Si le souvenir de la Charité a disparu de nos esprits, de nombreux témoignages subsistent donc encore dans l’église Saint-Médard : douze « chaperons » (petites écharpes, portées en travers de la poitrine) brodés au fil d’or et d’argent, de la fin du XIXème siècle ; trois draps mortuaires en laine et velours noir brodés au fil d’argent dont l’un vraisemblablement du XVIIIè, voire de la fin du XVIIème siècle ; deux bannières rouges de la fin du XIXème siècle, l’une en drap, l’autre en damas brodé aux fils d’or et de couleur ; huit torches avec leurs bâtons cannelés surmontés de coupelles en cuivre et peints en rouge strié de bandes blanches, dont la datation reste à préciser.
Ce patrimoine textile, fragile et menacé, mérite notre attention : parvenu jusqu’à nous, en dépit d’avatars successifs (dont la disparition de la Charité), il est à lui seul le symbole des formes anciennes de solidarité villageoise conçues pour épauler les démunis et accompagner plus généralement la population dans l’épreuve de la mort. C’est pour le sauvegarder que la première initiative mise en oeuvre par l’association « Patrimoine de Saint-Mard » a visé la restauration de l’une des bannières de la Charité. Gageons que d’autres opérations, encouragées par les produits des cotisations, dons et manifestations diverses organisées avec le concours de bénévoles (conférences, spectacle, vente de cartes postales…) permettront d’amplifier cet effort en faveur des formes les plus diverses de notre mémoire collective.
1 – Le « tintenelier » de la Charité de Saint-Mard, agitant des deux clochettes, avec son col à rabat et sa « dalmatique » (ornement de type religieux) : peinture sur bois de la voûte du choeur de l’église Saint-Médard, au Nord (gauche)
2 – Le Pélican nourrissant ses petits de ses entrailles, symbole de la charité : peinture sur bois de la voûte du choeur de l’église Saint-Médard, au Sud (droite).

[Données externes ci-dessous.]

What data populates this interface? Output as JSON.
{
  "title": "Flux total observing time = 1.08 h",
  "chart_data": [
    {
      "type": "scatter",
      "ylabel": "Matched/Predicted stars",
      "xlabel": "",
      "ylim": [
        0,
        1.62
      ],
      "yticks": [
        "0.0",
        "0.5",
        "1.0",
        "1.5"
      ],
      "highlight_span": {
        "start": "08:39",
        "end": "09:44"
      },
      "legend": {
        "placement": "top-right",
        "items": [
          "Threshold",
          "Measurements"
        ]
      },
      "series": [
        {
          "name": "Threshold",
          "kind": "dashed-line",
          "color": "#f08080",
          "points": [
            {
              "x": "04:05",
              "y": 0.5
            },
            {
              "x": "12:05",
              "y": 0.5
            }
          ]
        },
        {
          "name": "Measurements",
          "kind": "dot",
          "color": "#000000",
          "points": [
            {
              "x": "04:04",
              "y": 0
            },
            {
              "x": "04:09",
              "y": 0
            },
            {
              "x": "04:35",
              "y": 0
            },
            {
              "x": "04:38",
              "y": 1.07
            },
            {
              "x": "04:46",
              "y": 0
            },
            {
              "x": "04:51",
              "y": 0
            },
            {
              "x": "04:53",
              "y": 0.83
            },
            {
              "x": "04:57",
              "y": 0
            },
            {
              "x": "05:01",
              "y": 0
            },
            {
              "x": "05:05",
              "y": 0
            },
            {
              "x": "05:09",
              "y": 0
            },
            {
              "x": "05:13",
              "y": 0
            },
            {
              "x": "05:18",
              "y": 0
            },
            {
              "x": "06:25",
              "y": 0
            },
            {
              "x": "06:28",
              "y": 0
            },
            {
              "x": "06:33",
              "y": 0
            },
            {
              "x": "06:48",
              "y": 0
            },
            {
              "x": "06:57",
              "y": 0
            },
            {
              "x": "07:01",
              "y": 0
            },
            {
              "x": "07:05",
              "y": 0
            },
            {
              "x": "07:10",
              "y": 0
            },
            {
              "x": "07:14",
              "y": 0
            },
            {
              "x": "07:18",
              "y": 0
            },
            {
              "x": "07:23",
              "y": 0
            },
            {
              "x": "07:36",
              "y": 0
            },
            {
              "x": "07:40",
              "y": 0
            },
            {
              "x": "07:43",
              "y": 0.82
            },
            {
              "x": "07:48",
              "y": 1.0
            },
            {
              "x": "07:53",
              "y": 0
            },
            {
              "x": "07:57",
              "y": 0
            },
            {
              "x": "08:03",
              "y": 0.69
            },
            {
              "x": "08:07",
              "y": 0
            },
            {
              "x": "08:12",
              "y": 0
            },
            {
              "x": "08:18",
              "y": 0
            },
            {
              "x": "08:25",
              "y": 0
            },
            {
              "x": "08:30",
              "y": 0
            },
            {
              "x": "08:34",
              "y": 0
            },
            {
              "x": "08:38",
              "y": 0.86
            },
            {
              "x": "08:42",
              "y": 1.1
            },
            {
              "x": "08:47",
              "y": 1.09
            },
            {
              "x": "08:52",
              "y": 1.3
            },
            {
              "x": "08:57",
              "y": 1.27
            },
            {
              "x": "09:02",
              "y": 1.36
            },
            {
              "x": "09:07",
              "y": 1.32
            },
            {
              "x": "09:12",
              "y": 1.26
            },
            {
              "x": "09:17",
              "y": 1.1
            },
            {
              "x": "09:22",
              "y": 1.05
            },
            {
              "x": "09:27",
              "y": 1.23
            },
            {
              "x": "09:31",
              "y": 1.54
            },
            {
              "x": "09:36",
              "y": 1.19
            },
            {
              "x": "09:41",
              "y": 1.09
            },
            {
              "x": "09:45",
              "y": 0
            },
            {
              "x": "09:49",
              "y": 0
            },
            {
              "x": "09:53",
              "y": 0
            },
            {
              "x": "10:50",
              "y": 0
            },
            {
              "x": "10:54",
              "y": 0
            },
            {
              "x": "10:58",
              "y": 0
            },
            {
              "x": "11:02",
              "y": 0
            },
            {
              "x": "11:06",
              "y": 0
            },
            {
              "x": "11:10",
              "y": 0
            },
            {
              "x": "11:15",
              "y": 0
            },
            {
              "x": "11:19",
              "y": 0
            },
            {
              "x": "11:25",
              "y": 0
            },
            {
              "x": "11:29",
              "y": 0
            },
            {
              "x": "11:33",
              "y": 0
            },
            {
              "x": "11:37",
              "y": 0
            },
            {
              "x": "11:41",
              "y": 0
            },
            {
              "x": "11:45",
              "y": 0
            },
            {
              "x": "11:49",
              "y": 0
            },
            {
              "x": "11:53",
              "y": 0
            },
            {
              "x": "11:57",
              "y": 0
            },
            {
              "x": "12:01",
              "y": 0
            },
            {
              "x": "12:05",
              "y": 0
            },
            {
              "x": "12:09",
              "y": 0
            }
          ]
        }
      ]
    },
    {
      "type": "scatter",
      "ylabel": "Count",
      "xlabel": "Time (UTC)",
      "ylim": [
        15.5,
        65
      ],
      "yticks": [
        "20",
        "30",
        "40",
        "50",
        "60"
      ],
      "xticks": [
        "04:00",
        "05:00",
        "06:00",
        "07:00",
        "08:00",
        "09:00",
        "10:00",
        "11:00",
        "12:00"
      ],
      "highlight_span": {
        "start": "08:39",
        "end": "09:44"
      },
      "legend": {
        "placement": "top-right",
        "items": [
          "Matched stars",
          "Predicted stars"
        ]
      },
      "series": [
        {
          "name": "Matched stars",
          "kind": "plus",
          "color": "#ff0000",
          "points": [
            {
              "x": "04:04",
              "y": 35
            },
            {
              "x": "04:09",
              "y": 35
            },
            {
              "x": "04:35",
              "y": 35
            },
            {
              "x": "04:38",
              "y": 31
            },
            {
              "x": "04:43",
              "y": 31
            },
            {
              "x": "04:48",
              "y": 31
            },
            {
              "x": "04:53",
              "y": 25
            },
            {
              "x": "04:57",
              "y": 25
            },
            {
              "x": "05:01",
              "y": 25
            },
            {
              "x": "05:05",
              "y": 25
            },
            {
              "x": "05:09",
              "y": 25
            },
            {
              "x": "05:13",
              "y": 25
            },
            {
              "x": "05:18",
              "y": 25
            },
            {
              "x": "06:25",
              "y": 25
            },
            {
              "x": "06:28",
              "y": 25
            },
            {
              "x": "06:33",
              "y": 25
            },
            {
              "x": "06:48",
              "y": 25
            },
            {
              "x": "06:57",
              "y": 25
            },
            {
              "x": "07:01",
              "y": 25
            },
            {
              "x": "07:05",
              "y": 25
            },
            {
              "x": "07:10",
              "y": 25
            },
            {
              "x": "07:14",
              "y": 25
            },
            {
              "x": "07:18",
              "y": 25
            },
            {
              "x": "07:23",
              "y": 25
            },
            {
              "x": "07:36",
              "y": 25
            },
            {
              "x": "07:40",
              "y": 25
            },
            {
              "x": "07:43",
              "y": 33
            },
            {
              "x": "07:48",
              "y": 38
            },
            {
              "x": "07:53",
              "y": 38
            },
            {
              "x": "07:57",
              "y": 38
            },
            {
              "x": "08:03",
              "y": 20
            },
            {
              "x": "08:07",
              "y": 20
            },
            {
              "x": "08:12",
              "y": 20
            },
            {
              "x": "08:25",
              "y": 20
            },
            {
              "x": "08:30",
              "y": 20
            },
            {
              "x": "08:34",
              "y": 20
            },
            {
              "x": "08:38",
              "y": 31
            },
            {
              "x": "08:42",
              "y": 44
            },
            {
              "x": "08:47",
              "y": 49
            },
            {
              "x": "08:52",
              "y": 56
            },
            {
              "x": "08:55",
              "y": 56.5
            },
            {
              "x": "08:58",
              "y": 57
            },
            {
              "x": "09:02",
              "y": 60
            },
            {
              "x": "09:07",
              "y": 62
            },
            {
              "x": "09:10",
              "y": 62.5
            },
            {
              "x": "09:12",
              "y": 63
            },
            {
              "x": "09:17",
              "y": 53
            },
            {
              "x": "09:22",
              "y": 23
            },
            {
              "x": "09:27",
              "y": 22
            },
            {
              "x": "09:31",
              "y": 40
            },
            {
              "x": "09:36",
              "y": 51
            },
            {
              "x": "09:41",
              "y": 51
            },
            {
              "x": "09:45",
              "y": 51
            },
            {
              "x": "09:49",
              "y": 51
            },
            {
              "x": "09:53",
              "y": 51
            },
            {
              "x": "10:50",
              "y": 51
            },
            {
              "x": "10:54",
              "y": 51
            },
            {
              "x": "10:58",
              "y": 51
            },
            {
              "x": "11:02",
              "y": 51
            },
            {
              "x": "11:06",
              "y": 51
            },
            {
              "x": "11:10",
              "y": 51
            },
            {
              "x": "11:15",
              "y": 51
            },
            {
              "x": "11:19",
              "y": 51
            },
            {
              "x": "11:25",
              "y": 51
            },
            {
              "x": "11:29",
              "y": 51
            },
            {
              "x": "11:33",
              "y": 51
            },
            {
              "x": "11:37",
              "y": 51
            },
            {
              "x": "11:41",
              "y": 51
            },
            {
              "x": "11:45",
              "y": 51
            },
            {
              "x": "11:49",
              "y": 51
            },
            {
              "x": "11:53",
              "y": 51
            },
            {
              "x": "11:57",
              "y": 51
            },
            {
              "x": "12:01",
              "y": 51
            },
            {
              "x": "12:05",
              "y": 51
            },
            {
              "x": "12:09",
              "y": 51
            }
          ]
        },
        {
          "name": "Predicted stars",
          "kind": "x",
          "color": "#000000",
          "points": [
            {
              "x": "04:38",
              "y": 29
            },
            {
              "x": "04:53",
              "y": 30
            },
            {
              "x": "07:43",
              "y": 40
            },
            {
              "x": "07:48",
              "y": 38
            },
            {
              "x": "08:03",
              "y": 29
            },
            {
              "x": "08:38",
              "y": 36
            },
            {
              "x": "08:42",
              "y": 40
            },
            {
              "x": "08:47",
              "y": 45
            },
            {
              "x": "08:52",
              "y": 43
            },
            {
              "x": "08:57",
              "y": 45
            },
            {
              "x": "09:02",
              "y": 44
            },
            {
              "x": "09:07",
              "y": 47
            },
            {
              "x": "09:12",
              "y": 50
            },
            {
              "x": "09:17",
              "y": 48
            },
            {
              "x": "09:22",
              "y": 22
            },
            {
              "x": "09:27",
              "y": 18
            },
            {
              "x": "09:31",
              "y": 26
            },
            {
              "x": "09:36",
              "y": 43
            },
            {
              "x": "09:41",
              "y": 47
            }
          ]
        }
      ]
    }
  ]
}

3 – Le drap mortuaire de la Charité, velours et broderies aux fils d’or et d’argent, sans date (fin XVIIe -XVIIIe siècle), classé au titre des monuments historiques.

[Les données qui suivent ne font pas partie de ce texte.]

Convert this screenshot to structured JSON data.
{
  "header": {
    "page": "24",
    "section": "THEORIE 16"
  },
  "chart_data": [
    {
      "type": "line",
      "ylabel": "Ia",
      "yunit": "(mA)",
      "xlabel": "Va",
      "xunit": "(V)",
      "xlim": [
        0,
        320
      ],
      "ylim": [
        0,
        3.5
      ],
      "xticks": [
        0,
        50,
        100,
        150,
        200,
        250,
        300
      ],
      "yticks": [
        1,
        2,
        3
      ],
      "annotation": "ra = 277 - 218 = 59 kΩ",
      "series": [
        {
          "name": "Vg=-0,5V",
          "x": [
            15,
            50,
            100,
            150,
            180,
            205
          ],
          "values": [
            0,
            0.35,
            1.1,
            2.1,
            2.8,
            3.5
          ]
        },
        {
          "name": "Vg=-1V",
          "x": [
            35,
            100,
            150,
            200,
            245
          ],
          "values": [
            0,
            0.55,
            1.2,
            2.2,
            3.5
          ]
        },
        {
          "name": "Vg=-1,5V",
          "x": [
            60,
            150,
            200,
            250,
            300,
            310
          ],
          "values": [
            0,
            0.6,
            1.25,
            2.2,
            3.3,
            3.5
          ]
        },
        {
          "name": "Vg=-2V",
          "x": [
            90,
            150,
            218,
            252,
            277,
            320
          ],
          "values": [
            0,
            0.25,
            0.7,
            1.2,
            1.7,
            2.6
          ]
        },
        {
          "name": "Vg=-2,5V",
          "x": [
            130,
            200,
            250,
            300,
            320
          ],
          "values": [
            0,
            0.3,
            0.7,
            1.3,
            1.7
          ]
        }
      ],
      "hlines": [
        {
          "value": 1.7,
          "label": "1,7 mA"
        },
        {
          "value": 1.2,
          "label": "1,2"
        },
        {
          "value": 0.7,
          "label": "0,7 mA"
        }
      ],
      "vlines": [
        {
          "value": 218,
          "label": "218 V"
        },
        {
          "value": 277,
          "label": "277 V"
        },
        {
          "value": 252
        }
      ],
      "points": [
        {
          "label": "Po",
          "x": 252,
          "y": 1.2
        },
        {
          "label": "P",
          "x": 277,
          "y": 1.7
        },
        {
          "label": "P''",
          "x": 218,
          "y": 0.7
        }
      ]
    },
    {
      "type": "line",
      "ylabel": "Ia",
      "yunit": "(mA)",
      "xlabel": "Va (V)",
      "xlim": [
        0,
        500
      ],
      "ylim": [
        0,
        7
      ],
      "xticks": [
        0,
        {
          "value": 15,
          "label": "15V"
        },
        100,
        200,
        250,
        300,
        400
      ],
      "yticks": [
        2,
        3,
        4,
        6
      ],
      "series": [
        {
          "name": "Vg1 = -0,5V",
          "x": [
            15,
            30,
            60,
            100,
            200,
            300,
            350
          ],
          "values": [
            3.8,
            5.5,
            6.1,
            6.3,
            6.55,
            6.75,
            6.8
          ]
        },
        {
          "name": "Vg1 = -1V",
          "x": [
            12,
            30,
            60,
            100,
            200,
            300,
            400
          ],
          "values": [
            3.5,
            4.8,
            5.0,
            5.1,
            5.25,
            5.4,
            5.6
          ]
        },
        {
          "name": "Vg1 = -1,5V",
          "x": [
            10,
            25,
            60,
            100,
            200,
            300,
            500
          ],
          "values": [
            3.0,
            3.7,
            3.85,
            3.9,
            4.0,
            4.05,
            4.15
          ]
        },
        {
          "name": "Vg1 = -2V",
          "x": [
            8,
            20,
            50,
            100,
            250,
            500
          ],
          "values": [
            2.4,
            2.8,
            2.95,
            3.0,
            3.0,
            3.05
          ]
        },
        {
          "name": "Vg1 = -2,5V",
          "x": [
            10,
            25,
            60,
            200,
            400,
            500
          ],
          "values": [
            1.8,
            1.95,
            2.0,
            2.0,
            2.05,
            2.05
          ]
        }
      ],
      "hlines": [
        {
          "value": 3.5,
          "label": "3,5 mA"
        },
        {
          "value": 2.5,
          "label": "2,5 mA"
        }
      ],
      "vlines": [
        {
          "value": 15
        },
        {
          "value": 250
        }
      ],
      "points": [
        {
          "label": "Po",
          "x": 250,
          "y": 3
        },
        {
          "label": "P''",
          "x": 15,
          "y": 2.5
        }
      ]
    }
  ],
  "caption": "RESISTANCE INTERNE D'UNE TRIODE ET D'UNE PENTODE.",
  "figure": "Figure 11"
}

4 – Le verso de la bannière de la Charité, avec les représentations des deux saints « pesteux », Saint Médard et Saint Sébastien, drap de laine rouge, broderies aux fils d’or et d’argent, peinture sur toile (pour les visages). La bannière a été restaurée par Juliette DELIENS, de Rennes, avec le concours de la commune et de l’association « Patrimoine de Saint-Mard ».